Thermodynamic heterogeneity patterns reveal higher-order soil organization in indigenous agroecosystems of the U.S. Southwest

Trevan Flynn 

Soil spatial heterogeneity and diversity support the stability and productivity of food systems, yet their multidimensional structure remains difficult to quantify at spatial scales relevant to agricultural resilience. A process-based framework grounded in fundamental physical principles is therefore needed to describe these spatial processes across landscapes. The aim of this study was to develop a mechanistic three-dimensional thermodynamic pedodiversity index constrained by physical continuity. The framework was applied to ancestral and contemporary indigenous agroecosystems of the U.S. Southwest. Eight gridded soil properties were transformed into thermodynamic exergy states using a three-dimensional biweight multi-pass convolution applied across spatial directions, with the surface layer subject to atmospheric forcing. Local inverse Moran’s I was then calculated to quantify the pedodiversity patterns. Linking thermodynamic principles to the landscape scale revealed that long-term crop production aligns with structured pedodiversity patterns rather than with pedodiversity magnitude alone.

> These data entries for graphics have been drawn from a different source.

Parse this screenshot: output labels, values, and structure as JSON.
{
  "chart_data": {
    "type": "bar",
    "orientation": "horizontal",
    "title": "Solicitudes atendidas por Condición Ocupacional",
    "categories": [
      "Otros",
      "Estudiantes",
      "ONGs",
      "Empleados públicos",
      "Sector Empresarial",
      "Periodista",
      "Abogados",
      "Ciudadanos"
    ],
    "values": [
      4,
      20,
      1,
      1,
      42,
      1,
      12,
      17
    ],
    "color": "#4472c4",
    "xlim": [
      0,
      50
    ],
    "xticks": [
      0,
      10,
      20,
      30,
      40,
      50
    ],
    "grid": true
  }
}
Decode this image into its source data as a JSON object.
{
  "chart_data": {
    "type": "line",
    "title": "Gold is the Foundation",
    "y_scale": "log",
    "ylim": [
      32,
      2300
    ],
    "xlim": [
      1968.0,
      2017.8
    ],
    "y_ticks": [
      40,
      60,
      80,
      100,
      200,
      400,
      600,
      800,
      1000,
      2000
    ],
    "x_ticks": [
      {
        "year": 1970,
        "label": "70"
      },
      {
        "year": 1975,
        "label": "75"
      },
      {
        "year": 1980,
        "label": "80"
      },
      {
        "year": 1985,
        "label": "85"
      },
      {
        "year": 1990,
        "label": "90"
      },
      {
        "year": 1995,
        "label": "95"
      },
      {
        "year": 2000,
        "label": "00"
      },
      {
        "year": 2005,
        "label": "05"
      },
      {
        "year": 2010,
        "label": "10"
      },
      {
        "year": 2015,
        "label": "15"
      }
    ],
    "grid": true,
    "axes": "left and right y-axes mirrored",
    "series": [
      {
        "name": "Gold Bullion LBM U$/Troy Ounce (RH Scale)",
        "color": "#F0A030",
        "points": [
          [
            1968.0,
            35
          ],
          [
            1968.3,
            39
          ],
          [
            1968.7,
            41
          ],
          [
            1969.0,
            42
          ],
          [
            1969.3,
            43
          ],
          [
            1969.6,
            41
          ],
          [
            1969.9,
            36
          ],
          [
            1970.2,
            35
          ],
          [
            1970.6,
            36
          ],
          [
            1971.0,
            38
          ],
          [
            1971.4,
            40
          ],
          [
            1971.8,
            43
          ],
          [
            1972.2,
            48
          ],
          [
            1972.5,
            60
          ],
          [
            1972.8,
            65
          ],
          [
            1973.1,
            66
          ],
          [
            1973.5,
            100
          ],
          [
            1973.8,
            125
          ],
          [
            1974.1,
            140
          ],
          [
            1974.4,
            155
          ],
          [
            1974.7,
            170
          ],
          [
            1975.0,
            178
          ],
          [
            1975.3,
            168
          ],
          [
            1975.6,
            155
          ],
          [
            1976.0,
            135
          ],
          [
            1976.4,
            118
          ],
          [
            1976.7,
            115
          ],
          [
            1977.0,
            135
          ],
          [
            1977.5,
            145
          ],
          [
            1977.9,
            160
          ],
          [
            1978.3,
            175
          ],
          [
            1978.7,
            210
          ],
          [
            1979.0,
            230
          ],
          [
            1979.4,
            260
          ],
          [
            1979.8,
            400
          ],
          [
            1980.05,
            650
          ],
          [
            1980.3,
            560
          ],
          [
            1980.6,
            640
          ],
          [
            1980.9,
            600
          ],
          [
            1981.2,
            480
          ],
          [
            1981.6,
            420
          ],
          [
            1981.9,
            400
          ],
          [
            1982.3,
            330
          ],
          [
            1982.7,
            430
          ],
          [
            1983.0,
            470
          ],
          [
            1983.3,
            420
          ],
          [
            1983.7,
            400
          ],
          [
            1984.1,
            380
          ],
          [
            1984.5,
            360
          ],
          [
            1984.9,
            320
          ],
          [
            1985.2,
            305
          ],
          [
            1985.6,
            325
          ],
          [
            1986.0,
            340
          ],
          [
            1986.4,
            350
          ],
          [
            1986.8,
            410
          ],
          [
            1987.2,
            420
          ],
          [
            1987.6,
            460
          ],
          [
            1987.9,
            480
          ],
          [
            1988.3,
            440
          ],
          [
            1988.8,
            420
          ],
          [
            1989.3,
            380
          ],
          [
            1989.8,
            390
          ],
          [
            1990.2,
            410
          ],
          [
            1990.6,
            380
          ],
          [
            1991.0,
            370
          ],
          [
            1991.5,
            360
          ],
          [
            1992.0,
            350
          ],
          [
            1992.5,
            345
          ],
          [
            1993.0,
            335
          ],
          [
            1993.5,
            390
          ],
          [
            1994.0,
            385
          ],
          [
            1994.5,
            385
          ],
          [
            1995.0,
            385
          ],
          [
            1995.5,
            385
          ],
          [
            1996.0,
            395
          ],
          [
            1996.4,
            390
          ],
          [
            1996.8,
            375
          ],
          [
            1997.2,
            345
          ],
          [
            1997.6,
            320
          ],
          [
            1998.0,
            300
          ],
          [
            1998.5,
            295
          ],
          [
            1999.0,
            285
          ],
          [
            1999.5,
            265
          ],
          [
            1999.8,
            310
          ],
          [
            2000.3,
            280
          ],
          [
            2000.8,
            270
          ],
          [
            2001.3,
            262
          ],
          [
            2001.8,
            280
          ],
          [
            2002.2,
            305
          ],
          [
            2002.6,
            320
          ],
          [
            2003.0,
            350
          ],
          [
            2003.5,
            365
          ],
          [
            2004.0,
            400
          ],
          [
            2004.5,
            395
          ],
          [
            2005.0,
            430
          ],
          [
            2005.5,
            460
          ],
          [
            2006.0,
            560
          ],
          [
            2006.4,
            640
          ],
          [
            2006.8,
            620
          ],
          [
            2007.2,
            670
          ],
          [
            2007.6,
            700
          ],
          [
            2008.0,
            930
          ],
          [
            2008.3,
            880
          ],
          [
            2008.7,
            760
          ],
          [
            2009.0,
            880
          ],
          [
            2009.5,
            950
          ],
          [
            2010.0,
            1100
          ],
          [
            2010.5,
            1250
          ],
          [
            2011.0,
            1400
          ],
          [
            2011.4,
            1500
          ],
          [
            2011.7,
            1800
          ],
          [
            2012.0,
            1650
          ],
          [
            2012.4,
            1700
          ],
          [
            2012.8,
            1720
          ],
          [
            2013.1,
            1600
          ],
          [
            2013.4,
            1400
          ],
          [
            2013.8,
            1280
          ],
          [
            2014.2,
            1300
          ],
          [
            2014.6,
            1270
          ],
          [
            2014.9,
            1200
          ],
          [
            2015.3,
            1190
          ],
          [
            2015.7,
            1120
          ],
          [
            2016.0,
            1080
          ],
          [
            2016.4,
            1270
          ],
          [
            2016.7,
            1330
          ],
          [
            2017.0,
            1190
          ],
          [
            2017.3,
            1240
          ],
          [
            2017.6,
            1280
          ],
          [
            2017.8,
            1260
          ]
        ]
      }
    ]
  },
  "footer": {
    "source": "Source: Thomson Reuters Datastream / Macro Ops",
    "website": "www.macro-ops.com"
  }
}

Persistent Hopi dryland agriculture corresponded with moderately to highly organized pedodiversity patterns, whereas more specialized Navajo pastoral systems occurred in landscapes characterized by lower pedodiversity organization. These results suggest that pedodiversity represents only one component of soil resilience and multifunctionality. Higher-order spatial processes, interpreted alongside indigenous ecological knowledge, are necessary to understand how soils support sustained agroecosystems. Integrating process-based applied mathematics with Indigenous knowledge systems may therefore provide a pathway toward identifying higher-order functions capable of inferring soil resilience and multifunctionality.